Bürgermeister Rainer Rewitzer sicherte der Wehr die Unterstützung der Stadt zu. Vorsichtig deutete er an, dass im noch zu beschließenden Haushaltsplan 2015 "vielleicht nicht Ansätze für die Wehren vorhanden sind". Die Zahl der Einsätze nannte der Rathauschef "beachtlich".

Wichtig sei aber auch, für den Nachwuchs zu sorgen. Die "rührige" Jugendfeuerwehr lege dafür mit dem Besuch in den Kindergärten den Grundstock. Das Pleysteiner Stadtoberhaupt dankte der Wehr für die Bereitstellung von 60 000 Euro für die Anschaffung von technischer Ausrüstung in den vergangenen Jahren.

Kreisbrandinspektor Johann Rewitzer erklärte, dass viele der Tätigkeiten überhaupt nicht an die Öffentlichkeit gelangen. "Das unfallfreie Arbeiten in den Wehren ist ein Zeichen von Ausbildung auf höchstem Niveau." Den Bürgern müsse klar sein, dass es eine Feuerwehr "nicht zum Nulltarif" gibt. Der Kreisbrandinspektor bat, sich mit einem Euro pro Mitglied an der Aktion "Anja will leben" zu beteiligen.

Völkl erklärte, dass neben den Einsatzstunden die Brandschützer jeweils am Mittwoch an Übungen teilgenommen haben. Ebenso fand eine Vielzahl von weiterbildenden Aktionen, auch bei anderen Wehren oder der Polizeiinspektion Neustadt/WN, statt. Josef Preßl gab den detaillierten Kassenbericht ab. Die Rechnungsprüfer bescheinigten einwandfreie Buchführung.

Von über 40 Veranstaltungen, bei denen sich die Brandschützer beteiligt hatten, berichtete Vorsitzender Max Zehent. Die Wehr zählt derzeit 331 Mitglieder. 80 sind im aktiven Dienst, davon sind 12 Mitglieder in der Jugendgruppe.
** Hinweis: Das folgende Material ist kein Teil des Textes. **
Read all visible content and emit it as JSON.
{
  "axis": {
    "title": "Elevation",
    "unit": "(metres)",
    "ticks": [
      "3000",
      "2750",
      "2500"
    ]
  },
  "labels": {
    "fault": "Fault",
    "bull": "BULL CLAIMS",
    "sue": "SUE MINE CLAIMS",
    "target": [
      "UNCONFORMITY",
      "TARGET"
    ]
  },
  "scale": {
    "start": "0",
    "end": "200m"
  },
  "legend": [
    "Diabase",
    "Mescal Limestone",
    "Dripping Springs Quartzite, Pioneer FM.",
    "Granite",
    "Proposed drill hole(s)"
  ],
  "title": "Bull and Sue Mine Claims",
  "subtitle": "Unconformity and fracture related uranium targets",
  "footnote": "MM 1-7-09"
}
Zudem unterstützend 50 passive und 201 fördernde Mitglieder die Pleysteiner.

Wissenstest bestanden

Der Atemschutzgruppe gehören 23 Personen an, von denen 20 im Einsatz sind, teilte Gruppenleiter Hans-Peter Wallner mit. Die Atemschutzträger Daniel Kabitschke, Sandro Popp, Andreas Reber und Valentin Sax wurden per Handschlag aufgenommen. Reiner Delakowitz als Leiter der Jugendfeuerwehr freute sich, da fünf neue Mitglieder der Wehr beitraten. Die Jugendfeuerwehr hat 130 Stunden Ausbildung hinter sich gebracht. Den Wissenstest legte der Nachwuchs erfolgreich ab. Für die Jugendlichen schaffte die Wehr Überjacken und Schutzhandschuhe im Wert von 542 Euro an.
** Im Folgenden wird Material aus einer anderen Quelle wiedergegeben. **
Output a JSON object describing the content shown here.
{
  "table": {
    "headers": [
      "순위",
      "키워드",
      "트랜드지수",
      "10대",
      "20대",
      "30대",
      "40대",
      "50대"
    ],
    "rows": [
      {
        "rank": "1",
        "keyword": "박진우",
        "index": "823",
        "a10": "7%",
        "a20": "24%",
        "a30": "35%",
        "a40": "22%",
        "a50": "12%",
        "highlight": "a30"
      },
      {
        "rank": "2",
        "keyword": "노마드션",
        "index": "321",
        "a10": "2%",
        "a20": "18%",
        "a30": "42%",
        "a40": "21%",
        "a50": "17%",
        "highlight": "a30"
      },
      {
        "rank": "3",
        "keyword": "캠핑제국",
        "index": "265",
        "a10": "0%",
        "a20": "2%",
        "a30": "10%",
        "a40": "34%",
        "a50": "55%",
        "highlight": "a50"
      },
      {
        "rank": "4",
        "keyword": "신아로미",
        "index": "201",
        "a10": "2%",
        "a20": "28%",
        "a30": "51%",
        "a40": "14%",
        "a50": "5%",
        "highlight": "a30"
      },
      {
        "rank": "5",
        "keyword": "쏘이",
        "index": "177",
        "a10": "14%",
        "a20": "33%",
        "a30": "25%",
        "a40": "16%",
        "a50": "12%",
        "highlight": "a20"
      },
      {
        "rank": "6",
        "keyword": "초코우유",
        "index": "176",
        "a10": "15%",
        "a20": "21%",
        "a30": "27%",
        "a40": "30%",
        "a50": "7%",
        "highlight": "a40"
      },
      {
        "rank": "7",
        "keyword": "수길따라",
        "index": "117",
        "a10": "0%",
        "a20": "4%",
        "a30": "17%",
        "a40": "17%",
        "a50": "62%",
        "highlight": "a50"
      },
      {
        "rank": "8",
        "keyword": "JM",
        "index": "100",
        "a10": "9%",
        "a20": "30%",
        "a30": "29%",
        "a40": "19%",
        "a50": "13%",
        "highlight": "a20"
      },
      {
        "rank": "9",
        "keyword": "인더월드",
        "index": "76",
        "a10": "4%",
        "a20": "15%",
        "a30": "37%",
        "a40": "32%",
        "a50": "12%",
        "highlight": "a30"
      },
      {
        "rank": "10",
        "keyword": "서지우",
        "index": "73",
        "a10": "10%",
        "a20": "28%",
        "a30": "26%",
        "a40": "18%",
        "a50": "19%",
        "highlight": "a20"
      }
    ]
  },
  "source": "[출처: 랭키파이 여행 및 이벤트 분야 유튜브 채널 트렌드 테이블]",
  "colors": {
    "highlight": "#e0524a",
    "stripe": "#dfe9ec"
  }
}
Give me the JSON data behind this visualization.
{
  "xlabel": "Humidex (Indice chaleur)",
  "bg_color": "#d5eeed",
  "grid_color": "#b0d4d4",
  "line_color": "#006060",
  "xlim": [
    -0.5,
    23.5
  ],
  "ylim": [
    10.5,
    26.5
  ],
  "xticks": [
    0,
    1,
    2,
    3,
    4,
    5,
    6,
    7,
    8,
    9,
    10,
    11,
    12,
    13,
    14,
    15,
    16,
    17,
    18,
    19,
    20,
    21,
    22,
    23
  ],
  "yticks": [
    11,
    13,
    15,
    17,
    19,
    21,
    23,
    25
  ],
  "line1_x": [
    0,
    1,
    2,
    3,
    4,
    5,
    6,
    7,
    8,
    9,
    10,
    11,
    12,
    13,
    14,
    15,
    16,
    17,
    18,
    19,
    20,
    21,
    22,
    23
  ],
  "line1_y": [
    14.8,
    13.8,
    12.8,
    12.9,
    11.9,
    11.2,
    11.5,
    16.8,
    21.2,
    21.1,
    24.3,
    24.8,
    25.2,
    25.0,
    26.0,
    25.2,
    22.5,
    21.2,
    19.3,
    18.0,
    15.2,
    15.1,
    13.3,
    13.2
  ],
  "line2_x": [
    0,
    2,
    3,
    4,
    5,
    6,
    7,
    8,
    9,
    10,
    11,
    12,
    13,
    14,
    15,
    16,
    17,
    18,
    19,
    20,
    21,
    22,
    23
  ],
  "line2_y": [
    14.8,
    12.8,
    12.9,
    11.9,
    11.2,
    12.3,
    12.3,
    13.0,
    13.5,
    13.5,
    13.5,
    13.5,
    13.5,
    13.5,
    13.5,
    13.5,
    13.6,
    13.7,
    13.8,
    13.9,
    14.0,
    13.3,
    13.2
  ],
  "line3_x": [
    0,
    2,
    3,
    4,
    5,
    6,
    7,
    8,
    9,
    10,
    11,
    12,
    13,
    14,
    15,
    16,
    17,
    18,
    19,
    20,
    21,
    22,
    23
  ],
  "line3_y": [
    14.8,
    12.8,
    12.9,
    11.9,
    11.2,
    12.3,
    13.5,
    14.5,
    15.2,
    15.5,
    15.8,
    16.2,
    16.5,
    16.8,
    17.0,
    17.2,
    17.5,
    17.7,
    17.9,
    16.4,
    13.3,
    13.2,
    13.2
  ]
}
Helmut Moll erhielt ein Geschenk, da auf seinem Grundstück das bei einem Unfall beschädigte Feuerwehrfahrzeug längere Zeit stand. Altbürgermeister Johann Walbrunn darf sich mit Ehefrau Monika eine Woche lang im Feuerwehr-Erholungsheim Bayerisch Gmain entspannen. Mit dem Gutschein würdigte die Wehr die Unterstützung des ehemaligen Stadtoberhaupts.